An hour later, he was summoned to the big corner office. Arnie, in his shirtsleeves, was leaning back in his brown leather chair, hands behind his head, staring at the ceiling. Mike, tie knotted and suit coat buttoned, was standing in front of a window with his arms folded, watching Barry as he entered.

Arnie leaned forward. “Sit down, Barry. We gotta talk.”

Barry sat in the chair beside Arnie’s desk, his back to Mike. “What about?”

Arnie shuffled a couple papers on his desk, then turned to Barry, white hair framing his tanned face. He looked and sounded like an Old Testament prophet. “It’s you and Mike. Again.”

What a surprise. “What is it this time?”

“What is it?” Mike looked like his father, but sounded like his mother. “You sonofabitch, you know damn well what it is.”

Barry said nothing. Arnie turned toward his son. “Myron, please let me handle this.”

“I’ve asked you not to call me Myron.”

“And I have asked you not to piss me off. Sit down and shut up.”

Mike sat on a small couch beside the window.

“So Barry,” Arnie continued, “there’s this memo going around the office on which, Myron says, you wrote insulting and scatological comments.”

Scatological? “I followed normal procedure.”

Mike opened his mouth. Arnie glared. Mike shut his mouth.

“Normal procedure, in this case, being what?”

“I acknowledged the memo, and passed it to the next name on the list.”

“You acknowledged it. In what way?”

“I initialed it.”

“I see. But since your initials are BS, and since you printed them in green block letters about three inches high, you can understand how your acknowledgment could have been misconstrued.”

Mike jumped to his feet. “Misconstrued?” He was practically squeaking. “Misconstrued? Soldat is making a fool of me again.”

“Myron, I read the memo. You are a fool of your own making. Barry merely had the temerity to point it out.”

Mike paused a moment, and managed to lower his voice. “Whose side are you on, Dad?”
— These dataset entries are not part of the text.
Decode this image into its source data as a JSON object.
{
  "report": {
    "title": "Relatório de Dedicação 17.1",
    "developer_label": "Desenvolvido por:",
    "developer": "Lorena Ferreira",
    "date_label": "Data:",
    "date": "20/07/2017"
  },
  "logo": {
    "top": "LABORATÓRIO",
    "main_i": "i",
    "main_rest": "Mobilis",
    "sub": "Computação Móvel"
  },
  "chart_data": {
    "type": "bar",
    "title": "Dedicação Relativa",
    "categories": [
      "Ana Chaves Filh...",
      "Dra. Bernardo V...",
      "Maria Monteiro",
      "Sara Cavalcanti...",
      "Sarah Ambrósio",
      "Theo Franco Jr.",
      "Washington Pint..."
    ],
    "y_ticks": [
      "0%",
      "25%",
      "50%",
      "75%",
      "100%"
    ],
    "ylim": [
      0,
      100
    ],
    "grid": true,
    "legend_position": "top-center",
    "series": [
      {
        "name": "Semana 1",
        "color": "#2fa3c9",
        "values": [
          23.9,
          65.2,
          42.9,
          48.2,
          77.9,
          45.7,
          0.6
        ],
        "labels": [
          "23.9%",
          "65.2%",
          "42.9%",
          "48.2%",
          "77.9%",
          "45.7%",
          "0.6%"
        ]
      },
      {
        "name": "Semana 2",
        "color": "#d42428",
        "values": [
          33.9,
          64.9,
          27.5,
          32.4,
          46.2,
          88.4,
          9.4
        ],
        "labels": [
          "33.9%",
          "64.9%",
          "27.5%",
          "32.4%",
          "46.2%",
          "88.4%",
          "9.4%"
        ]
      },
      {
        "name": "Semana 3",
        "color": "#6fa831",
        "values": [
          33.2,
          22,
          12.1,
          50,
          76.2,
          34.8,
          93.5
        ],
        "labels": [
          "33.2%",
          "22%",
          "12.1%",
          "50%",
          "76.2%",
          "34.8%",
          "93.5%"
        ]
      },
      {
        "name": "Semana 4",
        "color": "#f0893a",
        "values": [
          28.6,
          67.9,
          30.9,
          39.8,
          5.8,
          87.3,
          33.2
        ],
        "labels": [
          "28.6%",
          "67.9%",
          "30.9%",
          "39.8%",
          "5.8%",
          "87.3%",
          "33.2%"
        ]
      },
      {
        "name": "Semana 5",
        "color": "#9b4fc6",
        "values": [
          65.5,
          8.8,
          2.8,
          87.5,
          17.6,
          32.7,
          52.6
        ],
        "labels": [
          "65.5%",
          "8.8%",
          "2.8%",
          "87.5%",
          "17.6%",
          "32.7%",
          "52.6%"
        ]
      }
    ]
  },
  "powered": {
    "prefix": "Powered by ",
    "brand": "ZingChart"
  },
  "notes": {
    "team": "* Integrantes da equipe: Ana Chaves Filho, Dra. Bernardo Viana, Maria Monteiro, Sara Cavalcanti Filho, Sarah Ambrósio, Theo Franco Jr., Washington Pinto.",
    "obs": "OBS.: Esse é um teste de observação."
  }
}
“Myron, you will oblige me by returning to your own office.”

“Whose side, Dad?”

“Myron, get the fuck out of here.”

That’s from a novel I wrote about fifteen years ago, a novel which a real live agent wanted to represent and a real live editor wanted to buy. It did not, as you might guess from the wistful tone, actually get published, and the manuscript — if an rtf file in the wilds of a hard disc can be considered a manuscript — languished for a very long time. I got it out again a few months ago, and started fiddling with it — which is how the passage below is so fresh in my mind — and will be happy to have a few readers, even inadvertent ones.

It seems to be to be exactly on the mark, the mark in this case being the Republican Party’s no-it’s-not-a-love-affair-we’re-just-scared-shitless-to-disagree-with-him relationship with Rush Limbaugh. If you’ve been on Mars or in a coma for the past week, the details are here or here or here.

But it’s not the silliness of imagining Rush Limbaugh as a major political leader which makes my piece apposite. It’s what the Republicans now are doing to try to wipe the egg from their face: they are blaming the whole thing on the Obama White House. How, you may ask, did Obama (or Emmanuel) manage to sucker the GOP into grabbing its ankles for the Rushster? The fracas is presented (though not really illuminated) by CNN.

Limbaugh: A deliberate distraction or de facto leader?

As Democrats cast conservative talk show host Rush Limbaugh as the de facto leader of the GOP, Republicans are decrying what they see as an orchestrated scheme designed to divert attention from the Democrats’ spending proposals.

Democrats fired out two political e-mails about Limbaugh on Thursday morning, calling him the face of the GOP, and Republicans sent out one of their own, demanding that the White House “come clean” about and apologize for a “political attack game.”

Did the Democrats make fools of the Republican Party, or did they simply have the temerity to point out what everyone else was saying?